Lucie Boudesseul, pilote officielle du GMT 94, lance sa saison 2026 en Superbike féminin
Lucie Boudesseul, jeune pilote française âgée de seulement 22 ans, entame ce vendredi au Portugal sa saison 2026 du championnat mondial de Superbike féminin, également connu sous le nom de World WCR. Élue rookie de l'année 2025 et désormais pilote officielle de l'équipe GMT 94, cette étoile montante de la moto française affiche des ambitions élevées pour cette nouvelle campagne.
Une première saison 2025 prometteuse avec deux podiums
Lors de sa première participation en 2025 à la seconde édition du championnat du monde de Superbike féminin, Lucie Boudesseul a réalisé une performance remarquable en terminant à la 6e place mondiale. Elle a notamment décroché deux podiums, dont un sur le circuit de Magny-Cours dans la Nièvre, démontrant ainsi son talent précoce sur la scène internationale.
« Je ne retiens que du positif de la saison passée. J'ai fait deux fois 3e sur les 12 courses du championnat, réparties en 6 meetings », confie la pilote originaire de Clavette, une petite commune de l'agglomération rochelaise. « J'ai bénéficié du soutien du GMT 94 et j'ai été déclarée rookie de l'année par la Dorna. Certes, ce n'est que symbolique, mais c'est très important pour mes partenaires. »
Des conditions de compétition équitables sur Yamaha R7
Le championnat World WCR se dispute sur des motos monotypes Yamaha R7 de 700 cc de cylindrée, fournies aux pilotes par les organisateurs. Tout comme les consommables, les pneumatiques et le carburant nécessaires à leur bon fonctionnement, garantissant ainsi une égalité des chances sur la piste.
Malgré ses bons résultats, Lucie Boudesseul a manqué de peu l'intégration du top 5 mondial en 2025. « J'ai eu la chance d'avoir un mulet quasi identique à celui de la moto fournie par l'organisation.

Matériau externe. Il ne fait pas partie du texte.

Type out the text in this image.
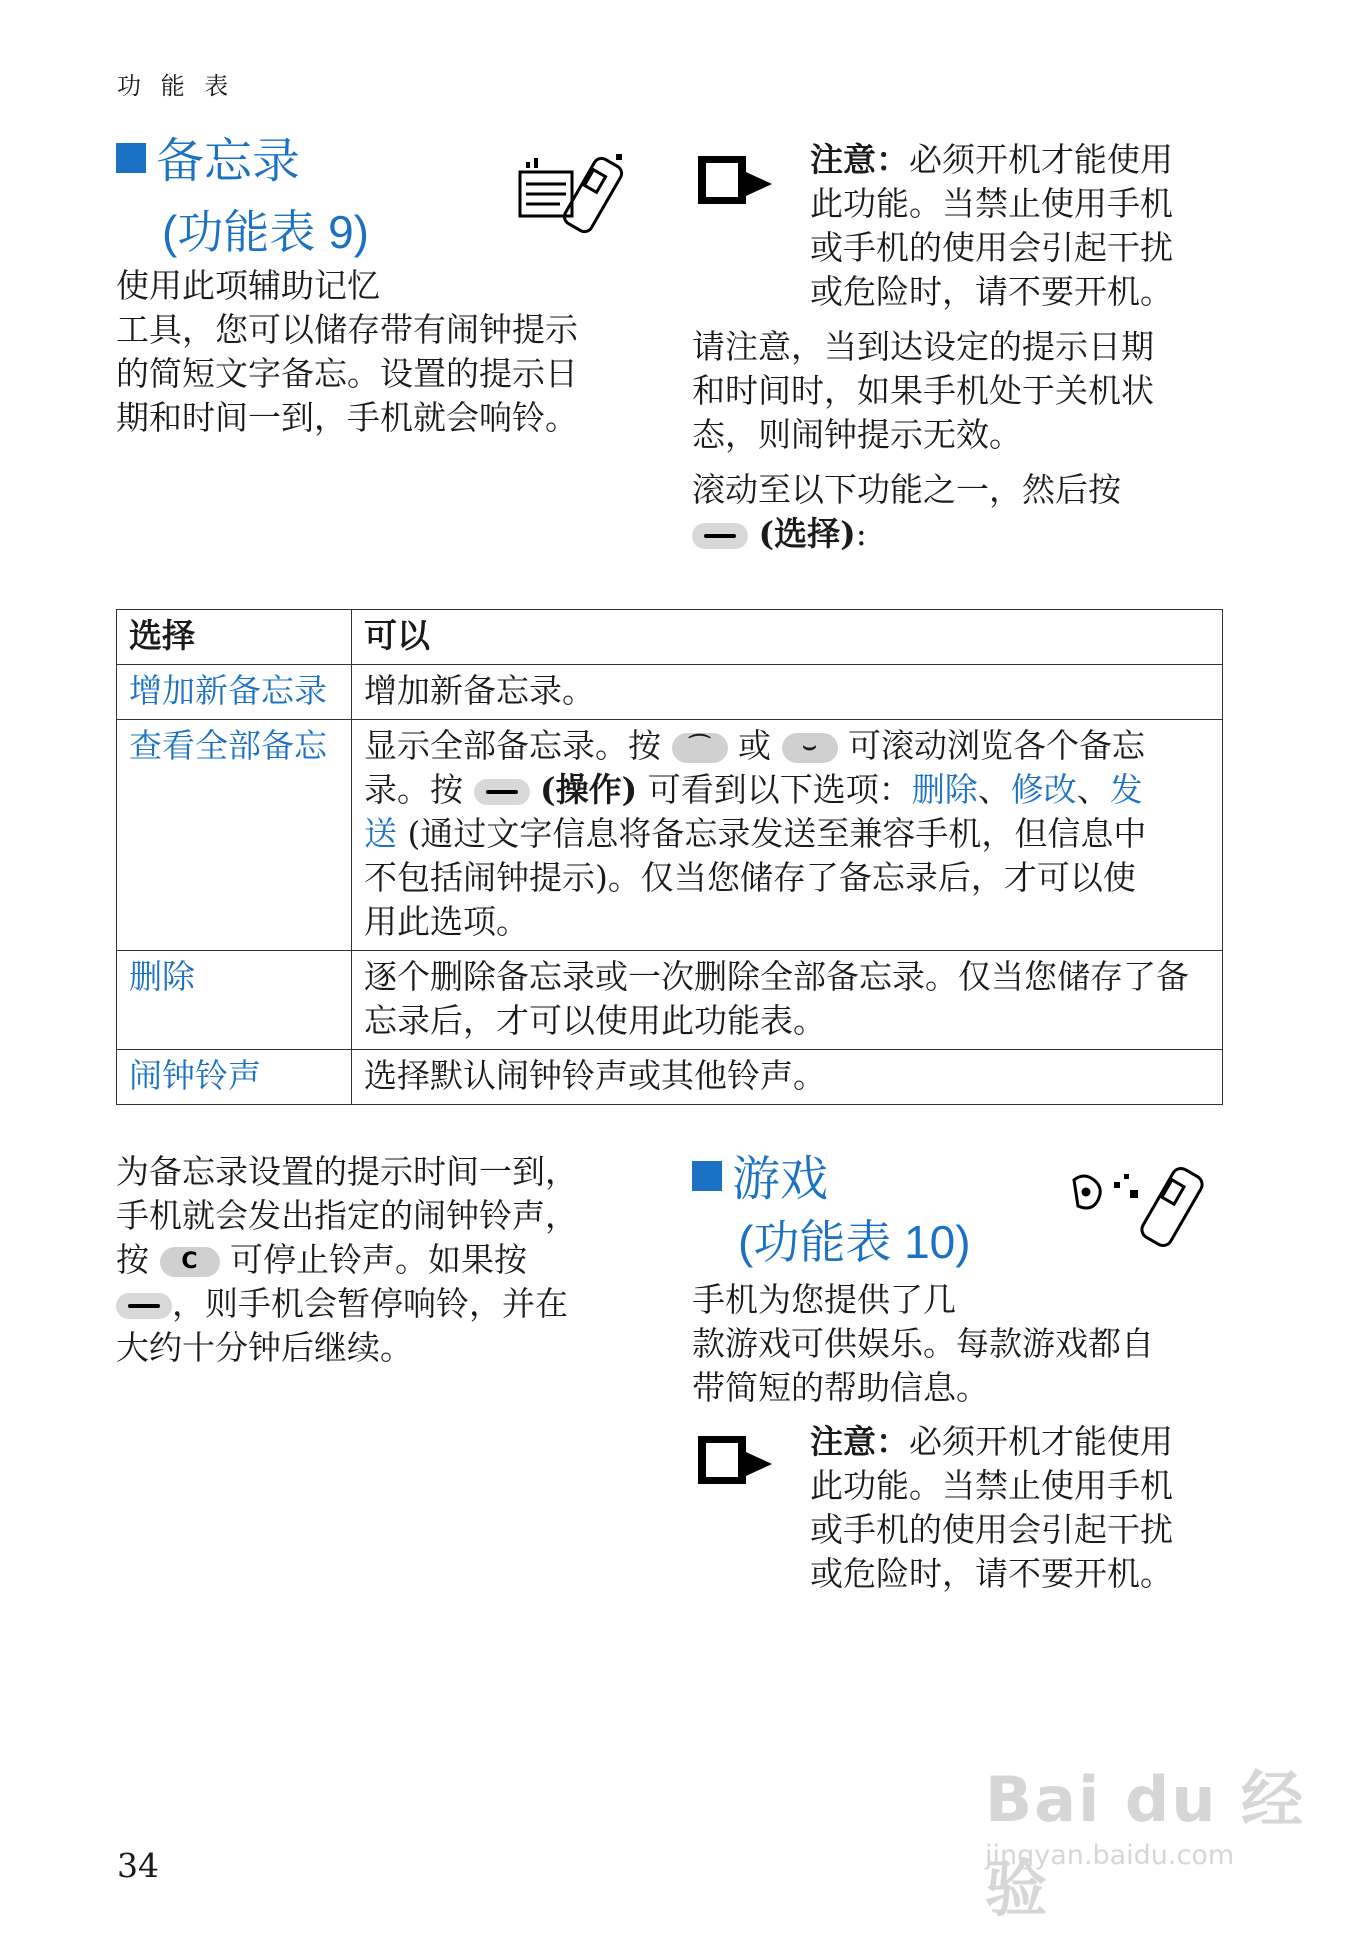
功 能 表
备忘录
(功能表 9)
使用此项辅助记忆
工具，您可以储存带有闹钟提示
的简短文字备忘。设置的提示日
期和时间一到，手机就会响铃。
注意：必须开机才能使用
此功能。当禁止使用手机
或手机的使用会引起干扰
或危险时，请不要开机。
请注意，当到达设定的提示日期
和时间时，如果手机处于关机状
态，则闹钟提示无效。
滚动至以下功能之一，然后按
(选择):
选择	可以
增加新备忘录	增加新备忘录。
查看全部备忘	显示全部备忘录。按 ⌒ 或 ⌣ 可滚动浏览各个备忘
录。按 (操作) 可看到以下选项：删除、修改、发
送 (通过文字信息将备忘录发送至兼容手机，但信息中
不包括闹钟提示)。仅当您储存了备忘录后，才可以使
用此选项。
删除	逐个删除备忘录或一次删除全部备忘录。仅当您储存了备忘录后，才可以使用此功能表。
闹钟铃声	选择默认闹钟铃声或其他铃声。
为备忘录设置的提示时间一到，
手机就会发出指定的闹钟铃声，
按 C 可停止铃声。如果按
，则手机会暂停响铃，并在
大约十分钟后继续。
游戏
(功能表 10)
手机为您提供了几
款游戏可供娱乐。每款游戏都自
带简短的帮助信息。
注意：必须开机才能使用
此功能。当禁止使用手机
或手机的使用会引起干扰
或危险时，请不要开机。
34
Bai du 经验
jingyan.baidu.com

Hélas, j'ai dû multiplier les kilomètres pour aller m'entraîner gratuitement sur le circuit Carole en Seine-Saint-Denis », regrette-t-elle. « Je n'ai pas réussi à trouver un arrangement avec celui de Fontenay-le-Comte en Vendée. J'espère que ce sera possible cette année. »
Objectif titre mondial avec le soutien du GMT 94 et de l'équipe de France
La saison 2026 commence ce vendredi au Portugal avec un objectif bien précis pour la jeune femme. « Déjà, je suis devenue pilote officielle du GMT 94. Le team n'en a que trois : deux garçons en championnat du monde Super Sport, et moi. Je vais bénéficier d'un ingénieur datas qui me sera entièrement dédié », explique Lucie Boudesseul avec enthousiasme.
Son ambition est claire : viser le titre mondial. « Comme en 2025, il faudra aller chercher les Espagnoles. Mon objectif, c'est clairement le titre. Donc faire plus de podiums et prendre les courses les unes après les autres. Je regrette que les organisateurs aient retiré Magny-Cours du championnat, il n'y aura pas de manche en France cette année. »
La Fédération Française de Motocyclisme s'investit également à ses côtés en créant une équipe de France féminine, dont Lucie Boudesseul fait partie. Cette sélection regroupe actuellement 5 pilotes, marquant une étape importante pour la promotion des femmes dans ce sport.
Préparation hivernale et perspectives d'avenir vers le mixte
Lucie Boudesseul n'est pas restée inactive durant l'hiver. « Je suis allée rouler en Espagne et au Portugal. C'est positif, les chronos sont bons », souligne-t-elle. Elle bénéficie également du soutien de pilotes masculins, signe d'une évolution des mentalités.
« Nous sommes de plus en plus respectées par les pilotes masculins. Ceux du Superbike regardent nos courses. Pour la petite histoire, j'ai reçu un SMS de Johann Zarco il y a quelques semaines pour m'inviter à une session de roulage avec lui à Carthagène en Espagne. J'étais la seule fille », raconte-t-elle avec fierté.
Quel que soit le résultat de la saison 2026, Lucie Boudesseul se projette déjà vers l'avenir. « Je vise un championnat mixte comme la Moto 2. Le règlement autorise la participation des femmes », affirme-t-elle. Pour y parvenir, elle devra continuer à casser les codes et à prouver son talent sur la piste, avec le soutien grandissant de la communauté motocycliste.